Franchi è uno dei pochi letterati, giovani letterati aggiungiamo, che veramente apprezziamo e stimiamo.

Un ragazzo che con questo romanzo in uscita il 21 per Castelvecchi, osa nello stile, nei contenuti con un chiaro omaggio a tutta la narrativa italiana (specie quella di Tondelli).

Monteverde è onirico e reale al tempo stesso, si lascia assorbire come una droga fatta di concreta riflessione sulla vita e sull'oggi.

Pieno di musica, birra, strade e Roma è una lettura che ci sentiamo di consigliare dal profondo, scommettendo con voi che sarà un ottimo suggerimento.

La redazione




Gianfranco Franchi

MONTEVERDE

 

Da bravo precario laureato, Guido Orsini, giovane intellettuale disoccupato, racconta la realtà di una partita iva che entra nel mondo del lavoro in proprio, negli ingranaggi di un sistema di sfruttamento grottesco.

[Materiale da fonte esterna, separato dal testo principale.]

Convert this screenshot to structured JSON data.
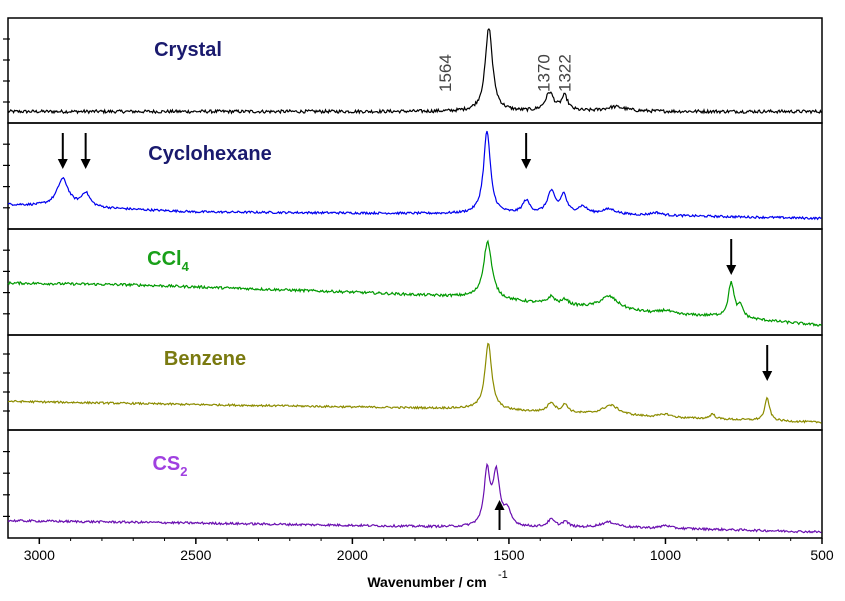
{
  "chart_data": {
    "type": "line",
    "xlabel": "Wavenumber / cm",
    "xlabel_superscript": "-1",
    "xlim": [
      3100,
      500
    ],
    "x_reversed": true,
    "x_ticks": [
      3000,
      2500,
      2000,
      1500,
      1000,
      500
    ],
    "x_tick_labels": [
      "3000",
      "2500",
      "2000",
      "1500",
      "1000",
      "500"
    ],
    "y_ticks_per_panel": 4,
    "panels": [
      {
        "label": "Crystal",
        "label_subscript": "",
        "color": "#000000",
        "label_color": "#1a1a6e",
        "baseline": 0.06,
        "noise": 0.018,
        "trend": [],
        "peaks": [
          {
            "x": 1564,
            "h": 0.92,
            "w": 14
          },
          {
            "x": 1370,
            "h": 0.2,
            "w": 16
          },
          {
            "x": 1322,
            "h": 0.16,
            "w": 12
          },
          {
            "x": 1160,
            "h": 0.05,
            "w": 40
          }
        ],
        "arrows": []
      },
      {
        "label": "Cyclohexane",
        "label_subscript": "",
        "color": "#0000ee",
        "label_color": "#1a1a6e",
        "baseline": 0.12,
        "noise": 0.012,
        "trend": [
          [
            3100,
            0.2
          ],
          [
            2500,
            0.12
          ],
          [
            1650,
            0.1
          ],
          [
            1000,
            0.08
          ],
          [
            500,
            0.05
          ]
        ],
        "peaks": [
          {
            "x": 2925,
            "h": 0.3,
            "w": 22
          },
          {
            "x": 2852,
            "h": 0.15,
            "w": 16
          },
          {
            "x": 1570,
            "h": 0.9,
            "w": 13
          },
          {
            "x": 1445,
            "h": 0.14,
            "w": 14
          },
          {
            "x": 1365,
            "h": 0.24,
            "w": 15
          },
          {
            "x": 1325,
            "h": 0.2,
            "w": 12
          },
          {
            "x": 1265,
            "h": 0.08,
            "w": 18
          },
          {
            "x": 1180,
            "h": 0.06,
            "w": 30
          },
          {
            "x": 1030,
            "h": 0.03,
            "w": 20
          }
        ],
        "arrows": [
          {
            "x": 2925,
            "dir": "down"
          },
          {
            "x": 2852,
            "dir": "down"
          },
          {
            "x": 1445,
            "dir": "down"
          }
        ]
      },
      {
        "label": "CCl",
        "label_subscript": "4",
        "color": "#009900",
        "label_color": "#19a019",
        "baseline": 0.35,
        "noise": 0.014,
        "trend": [
          [
            3100,
            0.5
          ],
          [
            2700,
            0.48
          ],
          [
            2000,
            0.4
          ],
          [
            1650,
            0.35
          ],
          [
            1000,
            0.16
          ],
          [
            850,
            0.14
          ],
          [
            500,
            0.04
          ]
        ],
        "peaks": [
          {
            "x": 1568,
            "h": 0.62,
            "w": 16
          },
          {
            "x": 1365,
            "h": 0.08,
            "w": 14
          },
          {
            "x": 1320,
            "h": 0.06,
            "w": 12
          },
          {
            "x": 1180,
            "h": 0.14,
            "w": 35
          },
          {
            "x": 1000,
            "h": 0.04,
            "w": 22
          },
          {
            "x": 790,
            "h": 0.38,
            "w": 11
          },
          {
            "x": 760,
            "h": 0.12,
            "w": 10
          }
        ],
        "arrows": [
          {
            "x": 790,
            "dir": "down"
          }
        ]
      },
      {
        "label": "Benzene",
        "label_subscript": "",
        "color": "#8c8c00",
        "label_color": "#7a7a10",
        "baseline": 0.2,
        "noise": 0.012,
        "trend": [
          [
            3100,
            0.28
          ],
          [
            2500,
            0.24
          ],
          [
            1650,
            0.19
          ],
          [
            1000,
            0.08
          ],
          [
            500,
            0.02
          ]
        ],
        "peaks": [
          {
            "x": 1566,
            "h": 0.82,
            "w": 13
          },
          {
            "x": 1365,
            "h": 0.12,
            "w": 14
          },
          {
            "x": 1320,
            "h": 0.1,
            "w": 11
          },
          {
            "x": 1175,
            "h": 0.12,
            "w": 32
          },
          {
            "x": 1000,
            "h": 0.04,
            "w": 20
          },
          {
            "x": 850,
            "h": 0.06,
            "w": 10
          },
          {
            "x": 675,
            "h": 0.28,
            "w": 9
          }
        ],
        "arrows": [
          {
            "x": 675,
            "dir": "down"
          }
        ]
      },
      {
        "label": "CS",
        "label_subscript": "2",
        "color": "#6a0fb0",
        "label_color": "#a040e0",
        "baseline": 0.1,
        "noise": 0.012,
        "trend": [
          [
            3100,
            0.12
          ],
          [
            2600,
            0.1
          ],
          [
            2000,
            0.07
          ],
          [
            1650,
            0.05
          ],
          [
            1000,
            0.04
          ],
          [
            500,
            0.0
          ]
        ],
        "peaks": [
          {
            "x": 1570,
            "h": 0.58,
            "w": 11
          },
          {
            "x": 1540,
            "h": 0.55,
            "w": 13
          },
          {
            "x": 1505,
            "h": 0.15,
            "w": 14
          },
          {
            "x": 1365,
            "h": 0.08,
            "w": 14
          },
          {
            "x": 1320,
            "h": 0.06,
            "w": 12
          },
          {
            "x": 1180,
            "h": 0.06,
            "w": 35
          },
          {
            "x": 1000,
            "h": 0.03,
            "w": 15
          }
        ],
        "arrows": [
          {
            "x": 1530,
            "dir": "up"
          }
        ]
      }
    ],
    "annotations": [
      {
        "text": "1564",
        "x": 1564,
        "panel": 0
      },
      {
        "text": "1370",
        "x": 1370,
        "panel": 0
      },
      {
        "text": "1322",
        "x": 1322,
        "panel": 0
      }
    ]
  }
}
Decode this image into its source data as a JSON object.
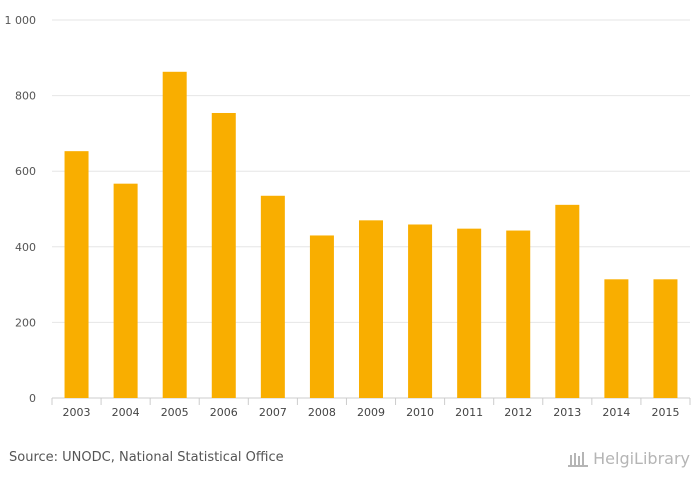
{
  "chart_data": {
    "type": "bar",
    "categories": [
      "2003",
      "2004",
      "2005",
      "2006",
      "2007",
      "2008",
      "2009",
      "2010",
      "2011",
      "2012",
      "2013",
      "2014",
      "2015"
    ],
    "values": [
      653,
      567,
      863,
      754,
      535,
      430,
      470,
      459,
      448,
      443,
      511,
      314,
      314
    ],
    "ylim": [
      0,
      1000
    ],
    "yticks": [
      0,
      200,
      400,
      600,
      800,
      1000
    ],
    "ytick_labels": [
      "0",
      "200",
      "400",
      "600",
      "800",
      "1 000"
    ],
    "grid": true,
    "bar_color": "#f9ae00",
    "grid_color": "#e6e6e6",
    "axis_color": "#cccccc"
  },
  "footer": {
    "source": "Source: UNODC, National Statistical Office",
    "brand": "HelgiLibrary"
  }
}
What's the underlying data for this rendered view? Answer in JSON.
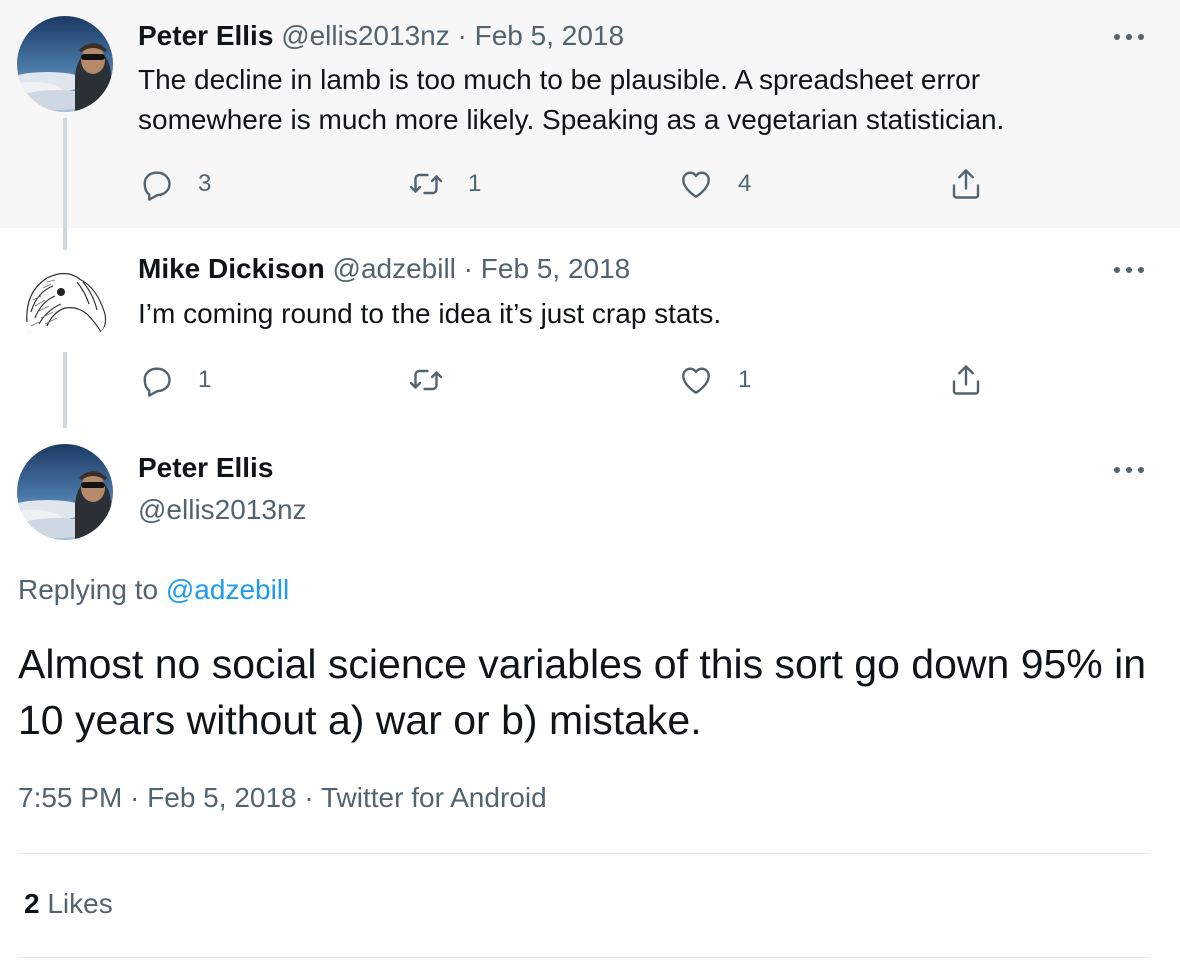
{
  "thread": [
    {
      "author_name": "Peter Ellis",
      "handle": "@ellis2013nz",
      "separator": "·",
      "date": "Feb 5, 2018",
      "text": "The decline in lamb is too much to be plausible. A spreadsheet error somewhere is much more likely. Speaking as a vegetarian statistician.",
      "replies": "3",
      "retweets": "1",
      "likes": "4",
      "avatar": "mountain-photo-avatar"
    },
    {
      "author_name": "Mike Dickison",
      "handle": "@adzebill",
      "separator": "·",
      "date": "Feb 5, 2018",
      "text": "I’m coming round to the idea it’s just crap stats.",
      "replies": "1",
      "retweets": "",
      "likes": "1",
      "avatar": "bird-sketch-avatar"
    }
  ],
  "main_tweet": {
    "author_name": "Peter Ellis",
    "handle": "@ellis2013nz",
    "replying_prefix": "Replying to",
    "replying_to": "@adzebill",
    "text": "Almost no social science variables of this sort go down 95% in 10 years without a) war or b) mistake.",
    "timestamp": "7:55 PM · Feb 5, 2018 · Twitter for Android",
    "likes_count": "2",
    "likes_label": "Likes"
  },
  "colors": {
    "text_primary": "#0f1419",
    "text_secondary": "#536471",
    "link": "#1d9bf0",
    "thread_line": "#cfd9de",
    "highlight_bg": "#f7f7f7"
  }
}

Eroico e patetico allo stesso tempo comprende e smonta la burocrazia, le ingiustizie, gli amori finiti male, le piccole catastrofi quotidiane rifugiandosi, per prendere fiato, in piccole isole fatte di amici, letture, musica, calcio.

Un personaggio ironico e romantico, un puro di cuore che prende per mano in un viaggio irresistibile chiamato vita.

 

Gianfranco Franchi

Gianfranco Franchi (Trieste, 1978), letterato romano di sangue triestino, istriano e austriaco, ha pubblicato in narrativa Disorder e Pagano (Il Foglio 2006, 2007), in saggistica Lettere alle tre amiche di Scipio Slataper (Alet, 2007) e in poesia L’inadempienza (Il Foglio 2008). Fondatore e coordinatore del sito letterario lankelot.eu, è consulente editoriale. Collabora con diverse testate cartacee e on line. Vive a Roma, a Monteverde Vecchio.